A&E responds to ‘Storage Wars’ lawsuit

Company claims reality star's case is 'meritless'

A&E Television Networks and Original Prods. are accusing “Storage Wars” star David Hester of trying to turn a “garden-variety breach of contract claim into tabloid worthy drama” as it seeks to dismiss his suit claiming that he was fired from the show for blowing the whistle on allegedly staged elements.

In a filing in Los Angeles Superior Court, A&E and Original said that he was cut from the program after he sought more favorable contract terms and they refused.

“After AETN complained about plaintiff’s improper use of AETN’s trademarks, and concurrent with plaintiff’s demand to renegotiate his agreement to participate in the program, plaintiff suddenly raised ‘concerns’ about the program’s authenticity,” the producers said in their response.

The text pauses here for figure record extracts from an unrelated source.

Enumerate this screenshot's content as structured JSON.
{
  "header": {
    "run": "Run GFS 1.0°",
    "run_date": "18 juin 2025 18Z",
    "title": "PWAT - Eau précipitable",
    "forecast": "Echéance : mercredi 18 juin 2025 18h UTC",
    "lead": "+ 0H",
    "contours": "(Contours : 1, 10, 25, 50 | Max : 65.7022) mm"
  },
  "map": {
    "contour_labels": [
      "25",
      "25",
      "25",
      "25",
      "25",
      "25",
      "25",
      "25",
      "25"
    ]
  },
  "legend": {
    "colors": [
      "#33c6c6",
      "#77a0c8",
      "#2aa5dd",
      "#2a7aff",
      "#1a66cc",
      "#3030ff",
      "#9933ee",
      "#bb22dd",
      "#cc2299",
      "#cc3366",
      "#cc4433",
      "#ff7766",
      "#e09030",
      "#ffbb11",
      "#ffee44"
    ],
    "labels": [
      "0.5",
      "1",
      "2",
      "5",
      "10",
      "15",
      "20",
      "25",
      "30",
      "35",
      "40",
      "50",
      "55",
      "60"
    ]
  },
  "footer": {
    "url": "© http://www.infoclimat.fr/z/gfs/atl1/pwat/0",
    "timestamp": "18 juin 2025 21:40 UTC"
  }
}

In their brief, A&E and Original cite California’s anti-SLAPP statute, which is designed to curb lawsuits filed as a way of squelching expression, as defendants are hobbled by the high cost of litigation. They also claim that Hester lacks standing to file his suit, as he filed an unfair business practices claim on behalf of the general public, and they said that he hasn’t shown that he suffered any actual injury.

In a suit filed last month, Hester alleged that Original Prods. “regularly ‘salts’ the storage lockers …with valuable or unusual items to add dramatic effect.”

He claimed that A&E has “committed a fraud on the public and its television audience in violation of the Communications Act of 1934,” which guards against gameshow rigging. A&E and Original, however, noted that the statute “does not apply to cable television.” They also say that even if it did, “Storage Wars’ does not fall within that category of quiz shows because it is not a contest of “chance,” “intellectual knowledge” or “intellectual skill.”

They also rejected Hester’s claims that the show violated consumer protection statutes, claiming that he was attempting “to create a new class of consumer remedies based on purportedly ‘misleading’ television programs” that is “fundamentally inconsistent with federal and state constitutional rights, which do not permit liability to arise from protected speech unless it meets strict First Amendment tests.”

A&E and Original said that Hester fell short in his claim that the show was manipulated — the issue that garnered the “tabloid” headlines. The burden, they said, is on Hester to prove it, yet he failed “to allege any facts to demonstrate malice, fraud despicable conduct or evil motive,” whether “by salting of lockers or otherwise.”

Hester is represented by Martin Singer of Lavely & Singer. A&E is represented by Kelli Sager of Davis Wright Tremaine.